Newswise — Raymond C. Rumpf, Ph.D., professor of electrical and computer engineering at The University of Texas at El Paso, was promoted to Fellow of the International Society for Optics and Photonics (SPIE), an educational nonprofit established to advance light-based science, engineering and technology.
Each year, SPIE promotes members to new fellows of the society. Fellows are members of distinction who have made significant scientific and technical contributions in the multidisciplinary fields of optics, photonics and imaging. They are honored for their technical achievement and for their service to the general optics community and to SPIE in particular.
“Our fellows represent the technical range, diversity and ethos of SPIE,” said Jeffrey Puschell, chair of the SPIE Fellows Committee and space systems engineer with Raytheon Space and Airborne Systems in El Segundo, California. “With our 72 new fellows — including for the second year in a row, a record number of women — we honor the innovative technologies that are being developed across the optics and photonics industry by scientists in academia, industry and government.”
Rumpf’s research is focused on developing revolutionary technologies in photonics, electromagnetics and circuits that are enabled by digital manufacturing. His research team members are pioneers and leaders in the areas of hybrid additive manufacturing, electromagnetics, and photonics. Their research also includes 3D/volumetric circuits, metamaterials, photonic crystals, antennas, frequency selective surfaces, nanophotonics, devices for extreme environments and computational electromagnetics.
“My research group works on very unconventional and ambitious topics, so awards like this are very meaningful to me because it recognizes that our work has been truly significant and made an impact,” Rumpf said.
Rumpf’s work in spatially-variant lattices led him to discover new ways to control light.

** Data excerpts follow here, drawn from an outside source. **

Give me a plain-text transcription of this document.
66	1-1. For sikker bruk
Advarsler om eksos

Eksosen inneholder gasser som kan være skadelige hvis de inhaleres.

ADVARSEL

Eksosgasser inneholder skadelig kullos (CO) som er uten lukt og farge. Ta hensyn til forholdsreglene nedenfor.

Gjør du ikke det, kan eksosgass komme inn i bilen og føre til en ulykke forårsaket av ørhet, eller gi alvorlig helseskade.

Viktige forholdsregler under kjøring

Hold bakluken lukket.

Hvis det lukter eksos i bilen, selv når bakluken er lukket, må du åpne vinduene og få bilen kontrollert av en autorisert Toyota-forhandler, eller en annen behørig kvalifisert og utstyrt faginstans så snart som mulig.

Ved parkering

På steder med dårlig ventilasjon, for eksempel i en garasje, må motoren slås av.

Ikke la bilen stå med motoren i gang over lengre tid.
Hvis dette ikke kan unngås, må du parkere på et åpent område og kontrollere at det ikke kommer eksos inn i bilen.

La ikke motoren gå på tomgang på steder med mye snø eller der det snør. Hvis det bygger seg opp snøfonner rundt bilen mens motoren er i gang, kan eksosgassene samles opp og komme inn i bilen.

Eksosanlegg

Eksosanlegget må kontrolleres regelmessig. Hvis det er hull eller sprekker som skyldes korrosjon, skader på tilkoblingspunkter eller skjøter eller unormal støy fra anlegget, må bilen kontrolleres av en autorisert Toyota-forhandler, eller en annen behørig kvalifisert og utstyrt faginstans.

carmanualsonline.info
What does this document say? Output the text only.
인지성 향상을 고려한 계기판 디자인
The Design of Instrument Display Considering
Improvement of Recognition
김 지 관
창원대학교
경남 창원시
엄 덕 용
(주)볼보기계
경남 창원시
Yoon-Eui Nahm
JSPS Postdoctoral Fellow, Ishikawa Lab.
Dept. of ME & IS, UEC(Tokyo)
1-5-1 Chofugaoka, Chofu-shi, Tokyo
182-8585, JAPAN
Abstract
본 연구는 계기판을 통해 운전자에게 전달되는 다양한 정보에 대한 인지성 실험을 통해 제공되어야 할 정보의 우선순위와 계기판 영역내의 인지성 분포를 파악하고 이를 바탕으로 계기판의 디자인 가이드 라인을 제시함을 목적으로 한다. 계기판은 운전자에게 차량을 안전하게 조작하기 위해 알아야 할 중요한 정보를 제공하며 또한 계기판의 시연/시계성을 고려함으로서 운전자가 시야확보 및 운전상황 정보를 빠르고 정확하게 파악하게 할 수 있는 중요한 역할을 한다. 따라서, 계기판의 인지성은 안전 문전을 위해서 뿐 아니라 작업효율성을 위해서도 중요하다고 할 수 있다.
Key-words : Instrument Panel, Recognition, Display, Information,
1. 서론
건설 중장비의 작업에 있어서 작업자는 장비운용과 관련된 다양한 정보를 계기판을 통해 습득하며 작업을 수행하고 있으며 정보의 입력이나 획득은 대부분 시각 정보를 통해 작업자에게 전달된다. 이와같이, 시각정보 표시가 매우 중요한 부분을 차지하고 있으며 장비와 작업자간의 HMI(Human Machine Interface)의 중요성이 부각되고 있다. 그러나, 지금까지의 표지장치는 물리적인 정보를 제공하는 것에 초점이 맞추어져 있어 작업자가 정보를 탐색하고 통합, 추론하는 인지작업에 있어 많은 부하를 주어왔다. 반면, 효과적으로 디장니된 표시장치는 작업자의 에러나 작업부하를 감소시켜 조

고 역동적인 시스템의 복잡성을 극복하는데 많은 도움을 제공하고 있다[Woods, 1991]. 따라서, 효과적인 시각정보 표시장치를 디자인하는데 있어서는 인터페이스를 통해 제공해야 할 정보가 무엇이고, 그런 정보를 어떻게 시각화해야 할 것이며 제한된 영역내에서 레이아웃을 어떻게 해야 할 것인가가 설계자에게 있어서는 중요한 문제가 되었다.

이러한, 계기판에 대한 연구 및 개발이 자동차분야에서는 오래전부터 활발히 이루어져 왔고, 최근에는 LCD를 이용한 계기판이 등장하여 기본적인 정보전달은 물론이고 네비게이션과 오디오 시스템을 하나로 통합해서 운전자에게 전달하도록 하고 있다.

His team set a world record for tightest bend of an optical beam and was awarded with Best Photonics Technology in 2015 by Opli Magazine.
“Being honored as a fellow of SPIE is a very big deal to me because it was such a great time getting to this point,” Rumpf said. “I traveled to awesome places, met incredible people, collaborated with brilliant scientists, and mentored students who have sacrificed and worked incredibly hard. They say the key to success is to surround yourself with people smarter than you. I have certainly done that with the students who have worked with me in the EM Lab and with the people with whom I have collaborated over the years.”